Harris will formally accept the vice presidential nomination tonight

From CNN's Jeff Zeleny, Dan Merica, Arlette Saenz, Maeve Reston and Eric Bradner

Presumptive Democratic vice presidential nominee, Sen. Kamala Harris signs required documents for receiving the Democratic nomination for Vice President of the United States at the Hotel DuPont on August 14 in Wilmington, Delaware.
Presumptive Democratic vice presidential nominee, Sen. Kamala Harris signs required documents for receiving the Democratic nomination for Vice President of the United States at the Hotel DuPont on August 14 in Wilmington, Delaware. Drew Angerer/Getty Images

Presumptive vice presidential nominee Kamala Harris is set to formally accept the vice presidential nomination tonight from Wilmington, Delaware.

Joe Biden named Harris as his running mate last week, making the California senator the first Black and South Asian American woman to run on a major political party's presidential ticket.

"I've decided that Kamala Harris is the best person to help me take this fight to Trump and Mike Pence and then to lead this nation starting in January 2021," Biden wrote in an email.

In selecting Harris, Biden added to the Democratic ticket a former primary rival who centered her own presidential bid on her readiness to take on Donald Trump and show Americans she would fight for them.

She rose to national prominence within the Democratic Party by interrogating Trump nominees during Senate hearings, from former Attorney General Jeff Sessions to Supreme Court Justice Brett Kavanaugh.

Harris' selection came months after Biden committed to picking a woman to join him on the Democratic ticket.
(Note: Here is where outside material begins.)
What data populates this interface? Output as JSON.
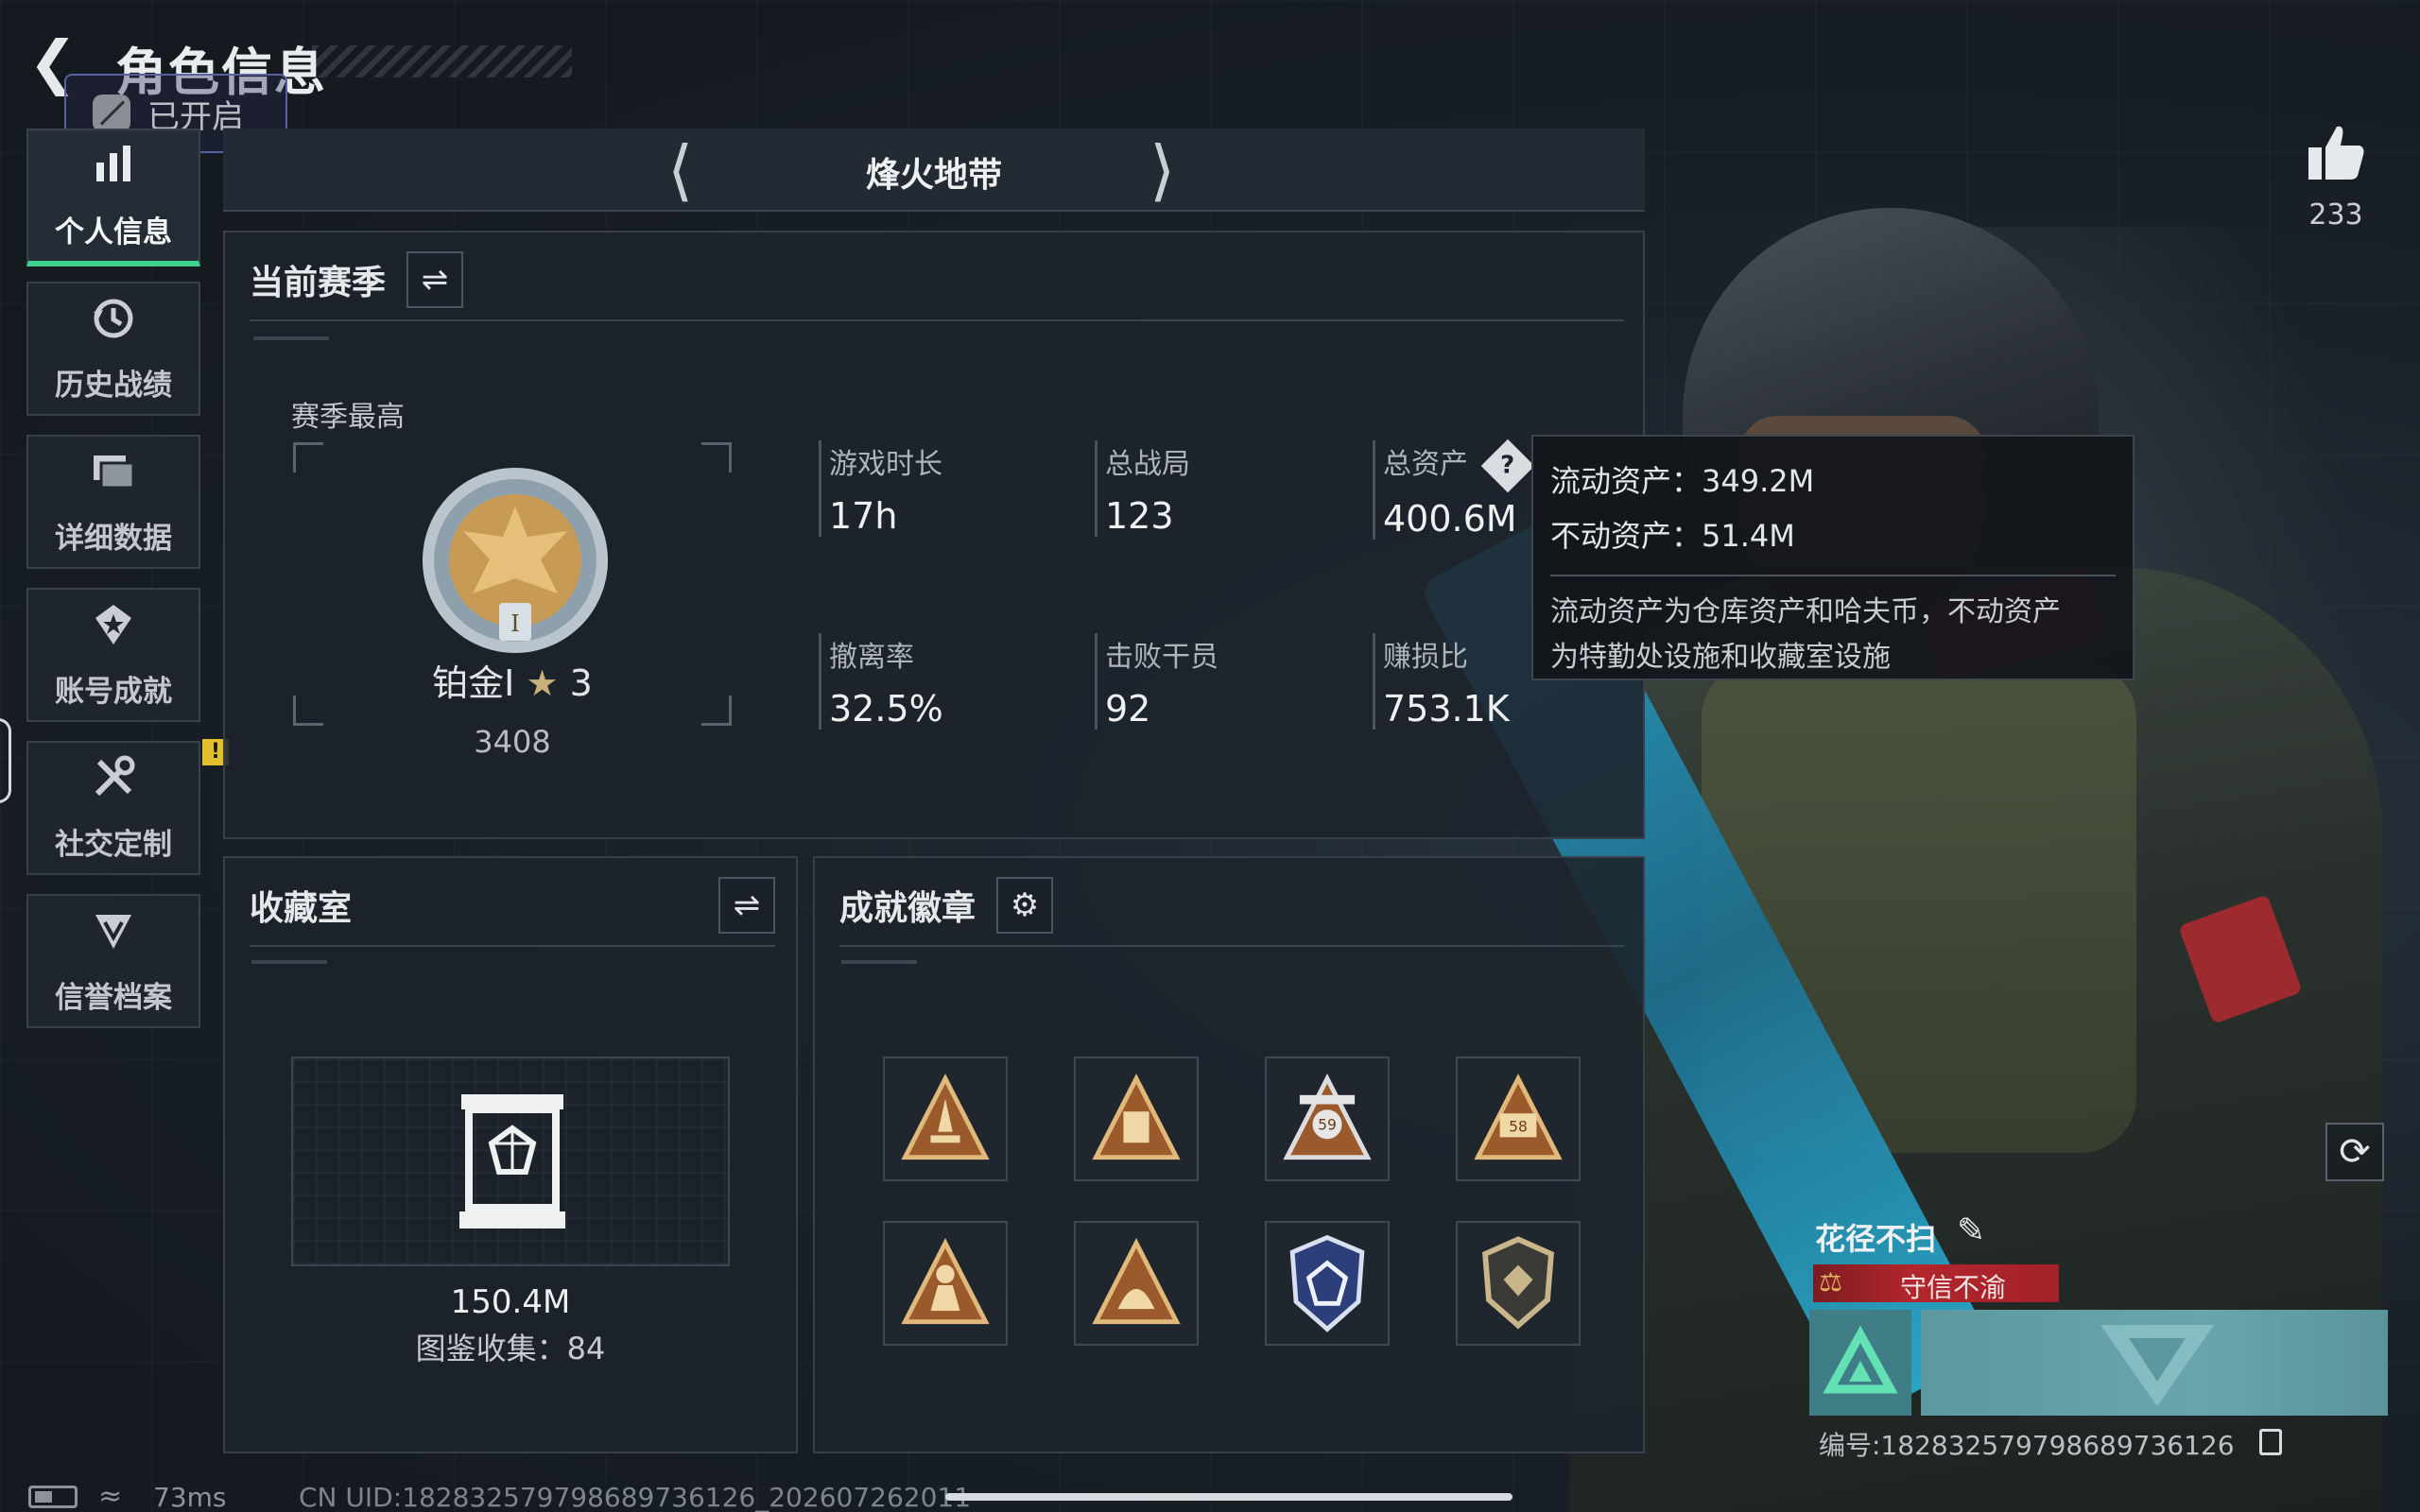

Harris, 55, is now the third woman to serve as a vice presidential candidate for a major political party, following Geraldine Ferraro as the Democratic vice presidential pick in 1984 and Sarah Palin as the Republican vice presidential pick in 2008.

Aware that his age could be a concern to some voters, Biden, 77, has said that he is "a bridge" to a new slate of Democratic leaders, and by selecting Harris, more than 20 years his junior, he has elevated a leading figure from a younger generation within the party.

Biden's selection unfolded with the utmost secrecy after a period in which he spoke with the contenders either in person or in face-to-face meetings.

He notified several close advisers on Tuesday, two people familiar with the matter told CNN. After considering some 11 women for the post, he and his aides spent time notifying the vice presidential prospects who he did not choose.